Wikipedia’s definition is ‘A best practice is a method or technique that has consistently shown results superior to those achieved by other means, and that is used as a benchmark.’.

At Shoprocket, our best practise methodology has been developed through our learnings of trial and error and we have come up with a few processes that have become internal standards.

  • Identify the bigger picture

One of the easiest things to do when developing your marketing strategy is to get lost in details, sometimes people can’t see the wood for the trees so to say. Nowadays, whenever we come up with a campaign we strive to understand what the bigger picture is. What is the purpose of small marketing activities in regards to a bigger marketing plan? Not doing so can lead to becoming distracted by things that aren’t important or dilute your messaging.

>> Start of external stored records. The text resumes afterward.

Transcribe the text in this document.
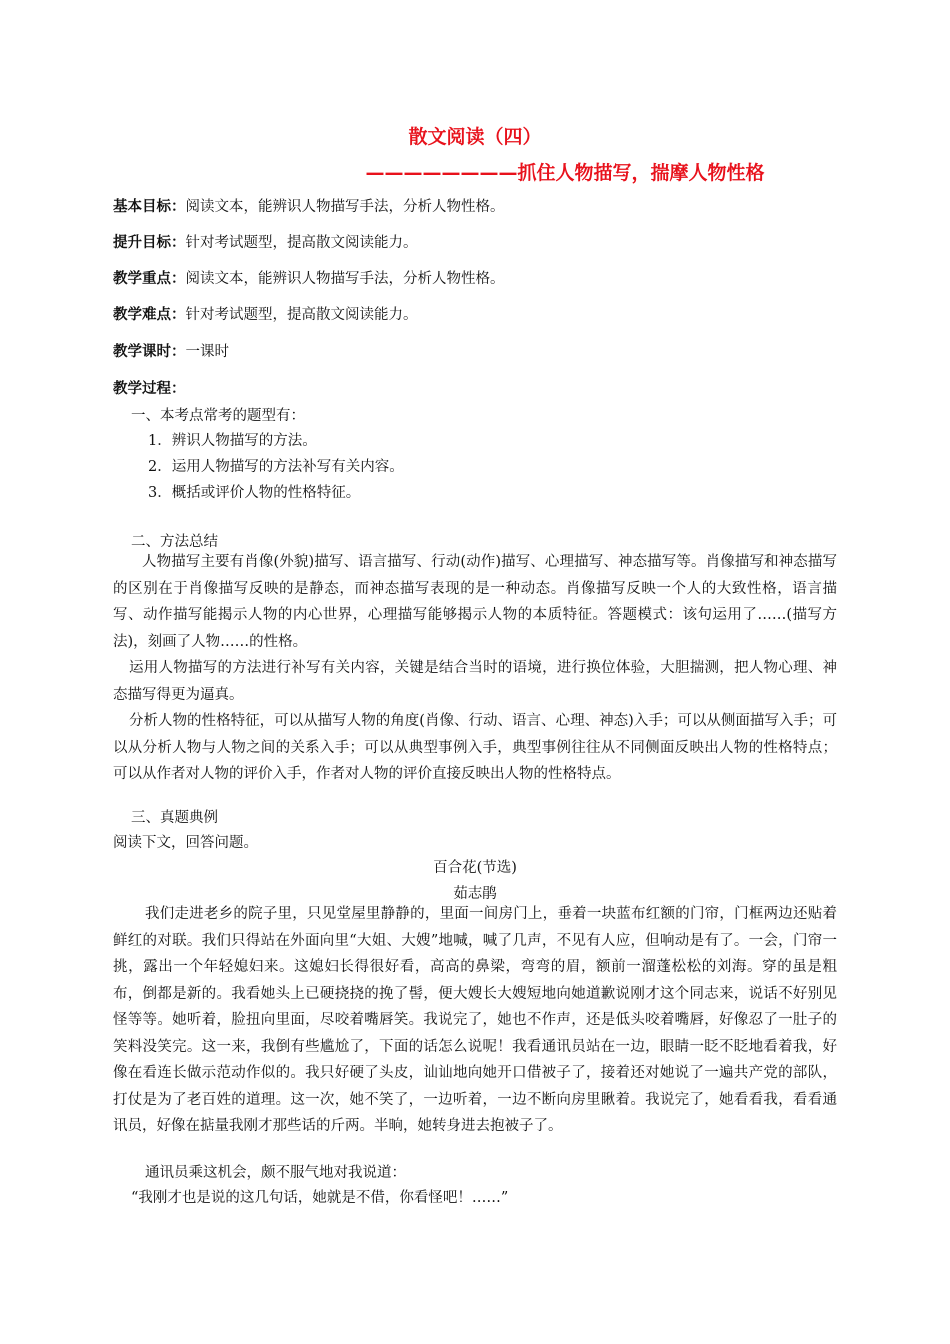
散文阅读（四）
————————抓住人物描写，揣摩人物性格
基本目标：阅读文本，能辨识人物描写手法，分析人物性格。
提升目标：针对考试题型，提高散文阅读能力。
教学重点：阅读文本，能辨识人物描写手法，分析人物性格。
教学难点：针对考试题型，提高散文阅读能力。
教学课时：一课时
教学过程：
一、本考点常考的题型有：
1．辨识人物描写的方法。
2．运用人物描写的方法补写有关内容。
3．概括或评价人物的性格特征。
二、方法总结
人物描写主要有肖像(外貌)描写、语言描写、行动(动作)描写、心理描写、神态描写等。肖像描写和神态描写的区别在于肖像描写反映的是静态，而神态描写表现的是一种动态。肖像描写反映一个人的大致性格，语言描写、动作描写能揭示人物的内心世界，心理描写能够揭示人物的本质特征。答题模式：该句运用了……(描写方法)，刻画了人物……的性格。
运用人物描写的方法进行补写有关内容，关键是结合当时的语境，进行换位体验，大胆揣测，把人物心理、神态描写得更为逼真。
分析人物的性格特征，可以从描写人物的角度(肖像、行动、语言、心理、神态)入手；可以从侧面描写入手；可以从分析人物与人物之间的关系入手；可以从典型事例入手，典型事例往往从不同侧面反映出人物的性格特点；可以从作者对人物的评价入手，作者对人物的评价直接反映出人物的性格特点。
三、真题典例
阅读下文，回答问题。
百合花(节选)
茹志鹃
我们走进老乡的院子里，只见堂屋里静静的，里面一间房门上，垂着一块蓝布红额的门帘，门框两边还贴着鲜红的对联。我们只得站在外面向里“大姐、大嫂”地喊，喊了几声，不见有人应，但响动是有了。一会，门帘一挑，露出一个年轻媳妇来。这媳妇长得很好看，高高的鼻梁，弯弯的眉，额前一溜蓬松松的刘海。穿的虽是粗布，倒都是新的。我看她头上已硬挠挠的挽了髻，便大嫂长大嫂短地向她道歉说刚才这个同志来，说话不好别见怪等等。她听着，脸扭向里面，尽咬着嘴唇笑。我说完了，她也不作声，还是低头咬着嘴唇，好像忍了一肚子的笑料没笑完。这一来，我倒有些尴尬了，下面的话怎么说呢！我看通讯员站在一边，眼睛一眨不眨地看着我，好像在看连长做示范动作似的。我只好硬了头皮，讪讪地向她开口借被子了，接着还对她说了一遍共产党的部队，打仗是为了老百姓的道理。这一次，她不笑了，一边听着，一边不断向房里瞅着。我说完了，她看看我，看看通讯员，好像在掂量我刚才那些话的斤两。半晌，她转身进去抱被子了。
通讯员乘这机会，颇不服气地对我说道：
“我刚才也是说的这几句话，她就是不借，你看怪吧！……”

  • Look at everything objectively

A problem that I had initially is to apply on the bias on different campaigns that were created. By this I mean, I was making guesses and estimations that weren’t backed by data but were from my gut. Whilst this can be a useful asset at times, it’s important to actually look at the data to validate my gut feelings. An example of this could not properly A/B testing different words or phrases and instead just sticking with whatever you feel is best.

  • Look at the pros and cons of everything

Slightly similar to the above process is to actually think about why you could be wrong, even when you feel you’re right. This helps you to develop a more rounded understanding and therefore offer a more comprehensive understanding of something of when you’re going ahead with something.

  • Fast adaptation

Unlike some bigger companies, startups don’t often have the luxury of time on their hands. This means that it’s important to constantly be evaluating the data produced.

  • Measure everything

When I started my first business I was very bad at quantifying how well my marketing efforts were going, simply relying on gut feelings to understand if something was going well or not. However, by measuring everything such as CPC, CPA, CLV, etc, it can help you to objectively understand how well everything’s going, what to drop and how to optimise. This helps you to move quicker, adapt more rapidly and optimise to achieve your goals.

  • Get external feedback

Getting feedback from people around you can offer insights that you may not have thought yourself. Additionally, it can help you to get an outsiders point of view to help you get ‘the devils advocate’ point of view.

  • Take risks

Probably the most controversial point, but one of the benefits of working in a startup is that you can take carefully calculated risks. We like to embrace a culture of risk-taking if it happens to effectively achieve our goals.